GELİŞİM Koleji’nde bayrağı Cem Akdağ’dan devralan genç coach Efe Can Önal, takımın başında bir ayını geride bırakırken detaylı açıklamalar yaptı. “Her zaman imrenerek izlediğim Gelişim Koleji ailesinin bir parçası olduğum için çok mutluyum” saptamasında bulunan Önal, “Ülke basketbolumuzun simge isimlerinden ve basketbol aklı olarak örnek alınması gereken kişilerden biri olduğuna inandığım Cem Hocam’dan sonra göreve gelmek ayrı bir heyecan” dedi.

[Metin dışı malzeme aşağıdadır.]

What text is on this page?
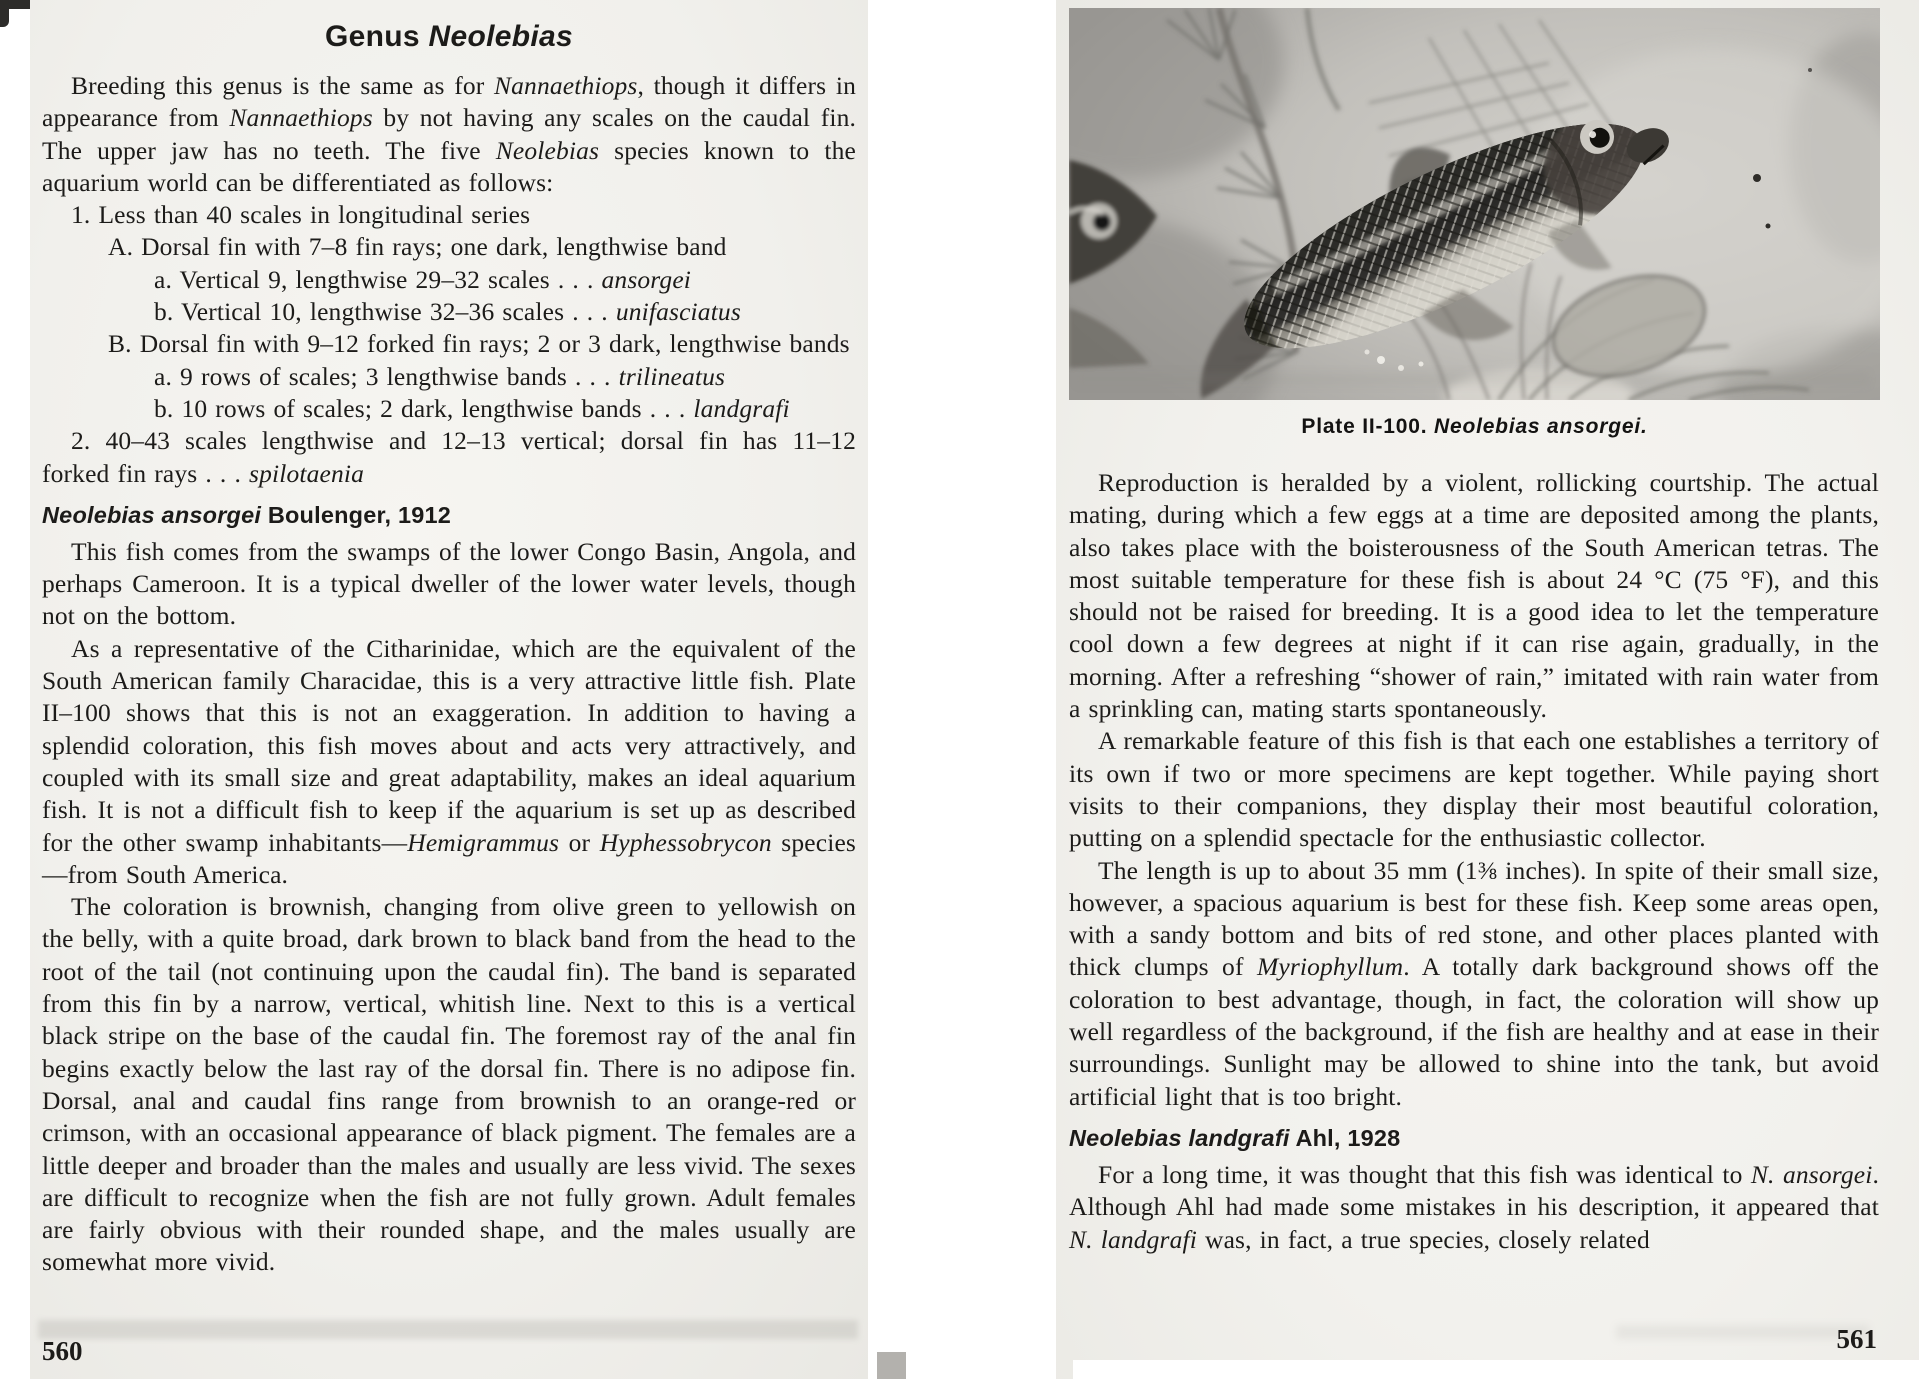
Genus Neolebias

Breeding this genus is the same as for Nannaethiops, though it differs in appearance from Nannaethiops by not having any scales on the caudal fin. The upper jaw has no teeth. The five Neolebias species known to the aquarium world can be differentiated as follows:

1. Less than 40 scales in longitudinal series

A. Dorsal fin with 7–8 fin rays; one dark, lengthwise band

a. Vertical 9, lengthwise 29–32 scales . . . ansorgei

b. Vertical 10, lengthwise 32–36 scales . . . unifasciatus

B. Dorsal fin with 9–12 forked fin rays; 2 or 3 dark, lengthwise bands

a. 9 rows of scales; 3 lengthwise bands . . . trilineatus

b. 10 rows of scales; 2 dark, lengthwise bands . . . landgrafi

2. 40–43 scales lengthwise and 12–13 vertical; dorsal fin has 11–12 forked fin rays . . . spilotaenia

Neolebias ansorgei Boulenger, 1912

This fish comes from the swamps of the lower Congo Basin, Angola, and perhaps Cameroon. It is a typical dweller of the lower water levels, though not on the bottom.

As a representative of the Citharinidae, which are the equivalent of the South American family Characidae, this is a very attractive little fish. Plate II–100 shows that this is not an exaggeration. In addition to having a splendid coloration, this fish moves about and acts very attractively, and coupled with its small size and great adaptability, makes an ideal aquarium fish. It is not a difficult fish to keep if the aquarium is set up as described for the other swamp inhabitants—Hemigrammus or Hyphessobrycon species—from South America.

The coloration is brownish, changing from olive green to yellowish on the belly, with a quite broad, dark brown to black band from the head to the root of the tail (not continuing upon the caudal fin). The band is separated from this fin by a narrow, vertical, whitish line. Next to this is a vertical black stripe on the base of the caudal fin. The foremost ray of the anal fin begins exactly below the last ray of the dorsal fin. There is no adipose fin. Dorsal, anal and caudal fins range from brownish to an orange-red or crimson, with an occasional appearance of black pigment. The females are a little deeper and broader than the males and usually are less vivid. The sexes are difficult to recognize when the fish are not fully grown. Adult females are fairly obvious with their rounded shape, and the males usually are somewhat more vivid.

560
Plate II-100. Neolebias ansorgei.

Reproduction is heralded by a violent, rollicking courtship. The actual mating, during which a few eggs at a time are deposited among the plants, also takes place with the boisterousness of the South American tetras. The most suitable temperature for these fish is about 24 °C (75 °F), and this should not be raised for breeding. It is a good idea to let the temperature cool down a few degrees at night if it can rise again, gradually, in the morning. After a refreshing “shower of rain,” imitated with rain water from a sprinkling can, mating starts spontaneously.

A remarkable feature of this fish is that each one establishes a territory of its own if two or more specimens are kept together. While paying short visits to their companions, they display their most beautiful coloration, putting on a splendid spectacle for the enthusiastic collector.

The length is up to about 35 mm (1⅜ inches). In spite of their small size, however, a spacious aquarium is best for these fish. Keep some areas open, with a sandy bottom and bits of red stone, and other places planted with thick clumps of Myriophyllum. A totally dark background shows off the coloration to best advantage, though, in fact, the coloration will show up well regardless of the background, if the fish are healthy and at ease in their surroundings. Sunlight may be allowed to shine into the tank, but avoid artificial light that is too bright.

Neolebias landgrafi Ahl, 1928

For a long time, it was thought that this fish was identical to N. ansorgei. Although Ahl had made some mistakes in his description, it appeared that N. landgrafi was, in fact, a true species, closely related

561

Gelişim Koleji’ni “Basketbola ve eğitime bakış açısı olarak ideal” olarak nitelendiren Önal, “Pofesyonel sporcu olabilmek, farklı parametrelere dayanıyor. Akademik devamlılık ve kariyer hedefleri bu notada büyük önem taşıyor. Her fırsatta antrenman yapmaya çalışıyoruz fakat kesinlikle okul saatleri içerisinde çocukları dersten çıkarıp sahaya almıyoruz. Bu metodu tercih eden kulüpler var ancak ben bunun kültürel ve entelektüel anlamda uzun vadede zarar vereceği kanısındayım” diye konuştu.
Sarı-yeşilli ekibin sezona yepyeni bir kadroyla hazırlandığının altını çizen Önal, “Geçen sezon kadromuzda yer alan isimlerin bir çoğunun üst liglere transfer olması, kulübümüzün geleceği, devamlılığı ve marka değeri açısından oldukça önemli. Bu sezonki oyuncu grubumuzun da aynı hedefle ve istekle olaya konsantre olması, kariyerlerinde bir sonraki evreye geçiş yapmaya niyetli olmaları ise en büyük arzumuz” yorumu yaptı.
BGL takımı olarak aynı zamanda Bölgesel Lig’de ve kontenjan oyuncularının haricinde kalan isimlerle de okul liglerinde de mücadele edeceklerini ifade eden Önal, “Bütün bu liglerde iyi bir derece elde ederken, oyuncularımızın gelişim hızlarını artıracak savunma ve hücum sistemlerini tercih edeceğiz. BSL-TBL’de yer alabilmenin en önemli şartlarından birisi öncelikli olarak savunma yapmak. Pilot takımlar dışında neredeyse kimse 18-19 yaşındaki çocuklara (Öncelikli olarak hücum gücünüzle bu takımın bir parçası olun) diye yaklaşmıyor” şeklinde konuştu.
Bu durumun doğru/yanlış tartışması kısmına girmek istemediğini belirten genç teknik adam, “Çünkü realite bu ve takımdaki arkadaşlarımızın da bu bilince ulaşmaları yönünde idman içeriklerimizi dizayn ediyoruz. İşin hücum kısmında da çocuklarımızı değerli kılacak olan da top kullanma tercihleri olacaktır. Bu iki noktaya oldukça önem veriyoruz. Son olarak bütün bu akademik ve sportif konuların ötesinde iyi bir ekip olabilmek zorundayız” dedi.
Çocukların basketbolun dışında da sürekli bir takım çalışması içinde olacaklarına dikkat çeken Önal, sözlerini şöyle tamamladı: “Bu yüzden onlara bireyselliğin gelip geçici olduğunu idrak ettirmek zorundayız. Bu nedenle Tarkovski’nin 1 +1 = 1 felsefesine önem veriyorum. Biz de bir damla ve bir damla daha iki damla etmez, daha büyük bir damla eder prensibiyle yolumuza devam edeceğiz. Okulumuzun kurucusu Serdar Öner ve kulübün bu noktalara gelmesinde 17 yıldır emek veren Genel Menajerimiz Namık Yazlar’ın da ekip anlayışı ve beraber karar verme konularındaki yaklaşımları, bu bakış açısını entegre edebilme konusunda işimizi kolaylaştıracak.”